С одними нашими знакомыми мы в летний отпуск отправились в паломническую поездку к преподобному Серафиму Саровскому в Дивеево. По дороге остановились заночевать в Санаксарском монастыре. Выхожу за ворота монастыря и вижу: ко мне навстречу устремился какой-то человек в длинном сером плаще, в широкополой фетровой шляпе, за плечами рюкзак. Но когда он закричал: «Лешка, дружище, дай я тебя обниму», тут я сразу узнал Садика. Подбегает, обнимает меня и говорит:
– Вот, Леха, гора с горой не сходятся, а человек с человеком всегда сойтись могут.
– Ты что тут делаешь, Садик, какими судьбами?
– Я теперь, Лешка, Божиим странником стал, второй год по Руси Святой хожу и все никак не нарадуюсь жизни такой. И чего я раньше не додумался до этого?
Мы с ним присели на скамейку около монастыря, взяли в киоске санаксарских пряников и душистого чая, и Садик поведал мне свою историю.
– Поехали мы, Лешка, к Шульцу в Александрию, его день рождения отмечать. Сидим, выпиваем за его здоровье. Сам знаешь, у Шульца скатертей никогда на столе не бывает. А стол-то старинный, еще с царских времен остался. Дед Шульца в императорском дворце поваром служил. Много чего от его деда осталось. Шульц, конечно, по доброте своей половину раздал, а половину пропил. Но стол этот берег, как память. И уж если у него гулянка, то он обязательно этот стол газетами застилает, чтобы селедкой не перепачкали.

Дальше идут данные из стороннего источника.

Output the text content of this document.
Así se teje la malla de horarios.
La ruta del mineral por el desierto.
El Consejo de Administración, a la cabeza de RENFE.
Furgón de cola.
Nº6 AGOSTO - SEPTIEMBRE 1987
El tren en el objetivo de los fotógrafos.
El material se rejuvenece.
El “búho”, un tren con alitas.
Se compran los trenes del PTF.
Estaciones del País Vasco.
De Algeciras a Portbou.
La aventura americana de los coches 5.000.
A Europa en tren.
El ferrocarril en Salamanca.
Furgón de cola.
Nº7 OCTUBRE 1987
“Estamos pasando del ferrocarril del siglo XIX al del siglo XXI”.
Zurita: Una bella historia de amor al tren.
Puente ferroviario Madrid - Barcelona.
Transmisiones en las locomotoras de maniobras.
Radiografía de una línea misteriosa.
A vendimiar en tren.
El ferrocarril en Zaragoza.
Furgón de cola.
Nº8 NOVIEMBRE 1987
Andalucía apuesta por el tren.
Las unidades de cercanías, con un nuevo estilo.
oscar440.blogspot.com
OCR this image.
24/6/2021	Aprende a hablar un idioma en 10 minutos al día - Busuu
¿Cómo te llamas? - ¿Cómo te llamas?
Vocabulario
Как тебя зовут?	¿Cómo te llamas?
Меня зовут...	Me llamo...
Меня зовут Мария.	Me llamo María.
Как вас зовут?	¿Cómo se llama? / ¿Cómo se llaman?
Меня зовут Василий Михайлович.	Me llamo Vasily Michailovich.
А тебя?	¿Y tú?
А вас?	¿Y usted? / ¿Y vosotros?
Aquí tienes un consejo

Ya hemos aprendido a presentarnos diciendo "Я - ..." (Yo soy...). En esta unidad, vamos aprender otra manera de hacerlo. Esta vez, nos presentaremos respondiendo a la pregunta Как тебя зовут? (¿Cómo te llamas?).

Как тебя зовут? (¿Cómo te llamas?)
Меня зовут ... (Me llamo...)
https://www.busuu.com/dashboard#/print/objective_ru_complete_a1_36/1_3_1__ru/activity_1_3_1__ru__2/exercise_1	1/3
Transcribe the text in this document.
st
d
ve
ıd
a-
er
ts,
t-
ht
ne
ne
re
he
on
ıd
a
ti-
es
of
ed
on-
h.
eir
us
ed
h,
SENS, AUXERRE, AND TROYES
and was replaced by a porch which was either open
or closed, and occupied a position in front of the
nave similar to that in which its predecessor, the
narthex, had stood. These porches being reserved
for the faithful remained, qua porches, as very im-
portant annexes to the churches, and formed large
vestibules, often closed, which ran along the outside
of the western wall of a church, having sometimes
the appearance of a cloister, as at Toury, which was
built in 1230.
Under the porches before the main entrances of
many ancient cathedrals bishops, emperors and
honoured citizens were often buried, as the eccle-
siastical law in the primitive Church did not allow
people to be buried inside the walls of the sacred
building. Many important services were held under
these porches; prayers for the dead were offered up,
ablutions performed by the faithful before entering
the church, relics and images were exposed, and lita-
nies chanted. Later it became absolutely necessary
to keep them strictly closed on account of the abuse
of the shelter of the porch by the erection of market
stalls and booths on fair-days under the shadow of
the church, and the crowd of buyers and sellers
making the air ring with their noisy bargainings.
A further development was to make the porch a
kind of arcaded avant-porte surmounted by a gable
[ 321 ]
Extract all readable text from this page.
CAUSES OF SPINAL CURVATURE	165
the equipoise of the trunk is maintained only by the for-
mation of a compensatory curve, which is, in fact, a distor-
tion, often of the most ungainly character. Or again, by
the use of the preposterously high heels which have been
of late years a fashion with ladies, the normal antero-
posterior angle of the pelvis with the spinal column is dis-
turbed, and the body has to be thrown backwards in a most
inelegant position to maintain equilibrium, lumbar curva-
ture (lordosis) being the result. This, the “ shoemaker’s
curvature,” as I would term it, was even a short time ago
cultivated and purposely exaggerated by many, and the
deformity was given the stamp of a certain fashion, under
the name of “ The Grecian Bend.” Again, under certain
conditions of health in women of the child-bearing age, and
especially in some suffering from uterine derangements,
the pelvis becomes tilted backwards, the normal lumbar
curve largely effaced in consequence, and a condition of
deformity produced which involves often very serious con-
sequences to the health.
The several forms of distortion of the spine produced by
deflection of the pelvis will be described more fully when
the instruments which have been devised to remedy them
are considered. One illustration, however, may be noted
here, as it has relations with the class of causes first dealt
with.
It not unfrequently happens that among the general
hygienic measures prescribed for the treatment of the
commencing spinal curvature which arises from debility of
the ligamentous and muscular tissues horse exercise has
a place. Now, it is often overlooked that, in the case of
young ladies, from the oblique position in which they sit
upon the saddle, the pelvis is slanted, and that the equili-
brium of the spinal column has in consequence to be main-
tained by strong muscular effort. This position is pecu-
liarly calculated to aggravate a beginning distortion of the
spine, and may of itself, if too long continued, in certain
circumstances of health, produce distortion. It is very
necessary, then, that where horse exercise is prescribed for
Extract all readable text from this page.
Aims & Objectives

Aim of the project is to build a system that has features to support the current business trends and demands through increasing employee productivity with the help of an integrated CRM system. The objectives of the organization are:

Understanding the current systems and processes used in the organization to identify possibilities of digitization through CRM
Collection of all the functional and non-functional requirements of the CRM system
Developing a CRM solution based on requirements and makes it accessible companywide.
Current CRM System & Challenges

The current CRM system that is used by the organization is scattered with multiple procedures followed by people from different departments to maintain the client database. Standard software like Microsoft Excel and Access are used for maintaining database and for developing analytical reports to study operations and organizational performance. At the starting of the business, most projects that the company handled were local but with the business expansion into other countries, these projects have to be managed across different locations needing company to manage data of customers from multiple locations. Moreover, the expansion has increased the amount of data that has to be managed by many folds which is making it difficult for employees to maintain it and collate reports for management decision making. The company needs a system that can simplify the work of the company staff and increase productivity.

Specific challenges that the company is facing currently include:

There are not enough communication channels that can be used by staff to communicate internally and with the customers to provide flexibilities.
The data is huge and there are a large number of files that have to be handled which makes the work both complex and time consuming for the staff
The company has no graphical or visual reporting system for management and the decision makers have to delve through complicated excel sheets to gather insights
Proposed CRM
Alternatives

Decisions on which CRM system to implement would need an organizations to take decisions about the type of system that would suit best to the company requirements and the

Ты же знаешь, Лешка, я никогда телевизор не смотрю, газет не читаю, а тут вижу, как между моей рюмкой и бутербродом с сыром на газете фотография девочки лет шести-семи. Такая красивая девчушка с двумя огромными бантами, как Мальвина из сказки «Буратино». А над фотографией крупными буквами написано: «Добрые люди, спасите девочку». От чего же, думаю, ее спасать? Ну и пока Шульц на своей флейте услаждал нас музыкой, я заметку под фотографией всю прочел. Девочка эта, оказывается, тяжело больна, и спасти ее может операция за границей, которая стоит двадцать пять тысяч долларов. Досада меня взяла, вот, думаю, какие-то несчастные двадцать пять тысяч долларов – и жизнь этой девочки. Жалко мне девочку стало и обидно, что у меня нет двадцати пяти тысяч «зеленых», а то бы сейчас прямо отнес.
Сижу, плачу. Шульц перестал на флейте играть. «Садик, друг мой, – говорит он, – из всей нашей тусовки твоя душа тоньше всех музыку воспринимает. Потому я готов для тебя играть хоть всю ночь, если, конечно, водки хватит».
Я ему говорю: «Шульц, играешь ты бесподобно, спору нет, но плачу я совсем о другом». – «О чем же ты плачешь? – нахмурился Шульц. – По-моему, мы здесь собрались на день рождения, а не на поминки». – «Не обижайся на меня, добрый Шульц, ибо плачу я оттого, что у меня нет двадцати пяти тысяч долларов».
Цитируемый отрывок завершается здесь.